McINTYRE: As a pilot initiative, our main focus over the next year will be determining how best to serve the Woonsocket community efficiently through this new and unique product. Starting with one loan officer, we have a modest goal of closing 10 loans per month. Through our community partnerships, we aim to serve each client by offering them individualized free financial coaching. These coming months will seek to build and fine tune the foundation for what we hope to be a sustainable and expandable program.
PBN: Have you found that many Rhode Island residents who have come for financial counseling have used payday lenders? If so, what’s the usual reason they had to resort to that?
McINTYRE: Many of our clients have taken out loans with payday lenders in the past. The reasons vary, but it all comes back to not having accessible emergency funds. If you rely on your car to get to work and it breaks down, a payday loan sometimes seems like the only option to save yourself from lost wages. Free financial coaching offers clients the tools to approach the sometimes daunting task of budgeting and building savings.
PBN: Do you plan to have long-term financial coaching available in Woonsocket? Do you think that many banks suggest to customers they can come in and receive financial guidance and do you think people go to banks for that service? Do most of the people you encounter who have payday loans have a relationship with a bank or credit union?
McINTYRE: Woonsocket is a community full of people deeply dedicated to changing the course of its economic direction.
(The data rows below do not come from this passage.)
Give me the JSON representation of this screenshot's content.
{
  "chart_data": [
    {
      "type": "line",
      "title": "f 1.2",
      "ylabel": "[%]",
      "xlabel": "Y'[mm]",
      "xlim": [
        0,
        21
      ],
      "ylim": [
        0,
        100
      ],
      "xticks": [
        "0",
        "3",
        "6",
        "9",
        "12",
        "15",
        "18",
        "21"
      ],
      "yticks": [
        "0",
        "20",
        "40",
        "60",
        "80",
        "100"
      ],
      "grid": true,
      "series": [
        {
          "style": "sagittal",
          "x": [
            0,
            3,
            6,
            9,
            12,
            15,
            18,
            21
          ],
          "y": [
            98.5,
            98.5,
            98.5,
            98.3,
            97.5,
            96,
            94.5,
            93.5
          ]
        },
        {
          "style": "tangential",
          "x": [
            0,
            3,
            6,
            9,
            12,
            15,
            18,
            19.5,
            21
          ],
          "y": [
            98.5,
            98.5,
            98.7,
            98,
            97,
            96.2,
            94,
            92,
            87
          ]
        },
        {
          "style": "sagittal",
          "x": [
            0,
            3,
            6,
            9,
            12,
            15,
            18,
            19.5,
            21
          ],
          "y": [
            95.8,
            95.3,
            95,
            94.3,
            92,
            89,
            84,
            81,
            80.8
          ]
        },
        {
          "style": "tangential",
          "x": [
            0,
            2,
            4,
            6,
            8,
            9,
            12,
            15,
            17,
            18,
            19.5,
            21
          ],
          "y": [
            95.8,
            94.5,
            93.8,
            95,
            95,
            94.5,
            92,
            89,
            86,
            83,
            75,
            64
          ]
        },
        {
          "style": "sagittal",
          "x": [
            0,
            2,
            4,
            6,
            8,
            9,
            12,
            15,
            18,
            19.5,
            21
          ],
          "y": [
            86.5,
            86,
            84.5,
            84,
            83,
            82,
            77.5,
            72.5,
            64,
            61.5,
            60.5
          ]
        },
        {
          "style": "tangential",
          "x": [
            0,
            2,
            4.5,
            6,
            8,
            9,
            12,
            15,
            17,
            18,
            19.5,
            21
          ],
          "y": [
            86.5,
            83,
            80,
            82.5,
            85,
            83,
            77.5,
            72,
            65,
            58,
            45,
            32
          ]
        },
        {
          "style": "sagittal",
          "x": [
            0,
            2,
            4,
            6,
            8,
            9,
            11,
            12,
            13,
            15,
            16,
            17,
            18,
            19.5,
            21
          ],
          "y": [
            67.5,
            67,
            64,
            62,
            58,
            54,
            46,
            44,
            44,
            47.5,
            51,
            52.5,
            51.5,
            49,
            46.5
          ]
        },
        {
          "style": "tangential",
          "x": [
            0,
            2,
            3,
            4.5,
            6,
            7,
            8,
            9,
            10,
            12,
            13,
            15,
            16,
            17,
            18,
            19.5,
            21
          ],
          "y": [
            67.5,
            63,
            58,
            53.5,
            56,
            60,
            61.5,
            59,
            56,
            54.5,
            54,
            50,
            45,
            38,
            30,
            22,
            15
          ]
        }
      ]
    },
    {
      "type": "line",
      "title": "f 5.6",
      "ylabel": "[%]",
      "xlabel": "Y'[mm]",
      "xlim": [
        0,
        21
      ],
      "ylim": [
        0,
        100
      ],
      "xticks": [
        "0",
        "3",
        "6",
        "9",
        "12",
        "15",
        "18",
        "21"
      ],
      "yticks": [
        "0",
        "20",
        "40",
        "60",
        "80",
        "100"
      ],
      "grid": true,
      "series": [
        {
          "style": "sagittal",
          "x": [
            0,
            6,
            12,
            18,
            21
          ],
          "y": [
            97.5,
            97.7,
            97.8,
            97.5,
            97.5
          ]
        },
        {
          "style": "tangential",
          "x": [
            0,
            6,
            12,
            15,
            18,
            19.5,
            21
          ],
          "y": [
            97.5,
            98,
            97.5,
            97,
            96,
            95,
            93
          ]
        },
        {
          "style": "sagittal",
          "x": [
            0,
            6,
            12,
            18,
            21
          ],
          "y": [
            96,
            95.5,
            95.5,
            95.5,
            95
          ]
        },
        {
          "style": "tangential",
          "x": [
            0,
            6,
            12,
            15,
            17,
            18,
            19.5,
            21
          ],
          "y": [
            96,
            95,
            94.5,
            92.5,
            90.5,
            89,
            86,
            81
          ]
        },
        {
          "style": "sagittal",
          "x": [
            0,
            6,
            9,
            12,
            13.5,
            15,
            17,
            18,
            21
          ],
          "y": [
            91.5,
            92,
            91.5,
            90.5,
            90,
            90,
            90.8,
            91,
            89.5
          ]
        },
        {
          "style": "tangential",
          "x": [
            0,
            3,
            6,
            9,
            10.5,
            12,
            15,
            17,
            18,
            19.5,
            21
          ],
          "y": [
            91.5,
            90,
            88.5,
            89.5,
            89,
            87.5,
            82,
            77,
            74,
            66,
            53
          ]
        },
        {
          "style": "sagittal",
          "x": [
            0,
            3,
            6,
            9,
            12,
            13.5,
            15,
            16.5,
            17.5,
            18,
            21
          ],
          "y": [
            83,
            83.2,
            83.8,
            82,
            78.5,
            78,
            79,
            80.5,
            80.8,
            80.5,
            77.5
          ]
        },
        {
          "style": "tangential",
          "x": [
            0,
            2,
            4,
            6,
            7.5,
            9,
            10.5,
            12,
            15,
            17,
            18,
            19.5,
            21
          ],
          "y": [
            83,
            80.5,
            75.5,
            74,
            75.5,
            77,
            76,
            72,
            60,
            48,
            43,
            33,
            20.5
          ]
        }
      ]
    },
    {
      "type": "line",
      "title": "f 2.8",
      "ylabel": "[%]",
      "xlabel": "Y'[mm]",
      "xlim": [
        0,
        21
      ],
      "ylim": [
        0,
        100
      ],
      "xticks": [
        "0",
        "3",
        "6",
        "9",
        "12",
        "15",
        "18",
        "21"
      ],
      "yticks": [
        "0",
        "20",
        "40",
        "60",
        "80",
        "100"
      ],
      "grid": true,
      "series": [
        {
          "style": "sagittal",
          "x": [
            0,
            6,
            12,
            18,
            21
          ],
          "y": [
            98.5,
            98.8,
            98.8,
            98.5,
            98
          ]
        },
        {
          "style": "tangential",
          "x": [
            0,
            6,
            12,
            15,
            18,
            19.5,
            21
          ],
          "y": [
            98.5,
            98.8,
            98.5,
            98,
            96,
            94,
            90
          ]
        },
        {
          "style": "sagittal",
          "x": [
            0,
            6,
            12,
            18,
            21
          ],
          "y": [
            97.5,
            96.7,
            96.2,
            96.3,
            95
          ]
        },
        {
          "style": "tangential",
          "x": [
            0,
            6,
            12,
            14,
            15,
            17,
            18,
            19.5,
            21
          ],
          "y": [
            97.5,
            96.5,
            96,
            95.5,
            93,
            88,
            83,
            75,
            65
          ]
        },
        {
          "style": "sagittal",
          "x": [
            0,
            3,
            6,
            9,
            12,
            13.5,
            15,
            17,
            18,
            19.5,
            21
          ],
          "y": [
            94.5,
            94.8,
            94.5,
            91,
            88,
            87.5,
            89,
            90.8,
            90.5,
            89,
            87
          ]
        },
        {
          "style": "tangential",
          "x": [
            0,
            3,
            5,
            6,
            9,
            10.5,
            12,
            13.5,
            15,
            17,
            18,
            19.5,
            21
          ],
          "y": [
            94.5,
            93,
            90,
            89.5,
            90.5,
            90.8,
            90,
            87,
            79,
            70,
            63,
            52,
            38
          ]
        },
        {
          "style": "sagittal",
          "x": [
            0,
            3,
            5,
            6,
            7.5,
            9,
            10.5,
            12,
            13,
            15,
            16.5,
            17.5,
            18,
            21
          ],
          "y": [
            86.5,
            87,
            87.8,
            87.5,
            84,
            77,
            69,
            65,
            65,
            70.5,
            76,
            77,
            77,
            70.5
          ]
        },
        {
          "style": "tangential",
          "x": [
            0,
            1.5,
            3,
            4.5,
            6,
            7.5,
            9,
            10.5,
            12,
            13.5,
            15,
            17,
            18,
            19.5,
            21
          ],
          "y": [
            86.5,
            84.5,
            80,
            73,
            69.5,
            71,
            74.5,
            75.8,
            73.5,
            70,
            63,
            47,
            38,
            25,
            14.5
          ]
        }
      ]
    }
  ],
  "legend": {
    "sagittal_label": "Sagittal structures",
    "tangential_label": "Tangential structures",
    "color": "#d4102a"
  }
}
Our community partners are strongly rooted and serve a large portion of the population through countless services. By connecting our program with their financial coaching resources, we hope to increase accessibility to financial institutions for members of the Woonsocket community. As a nonprofit, we have far more flexibility in whom we do business with than a bank or credit union. We hope to act as the bridge that connects unbanked and under-banked clients with those financial institutions.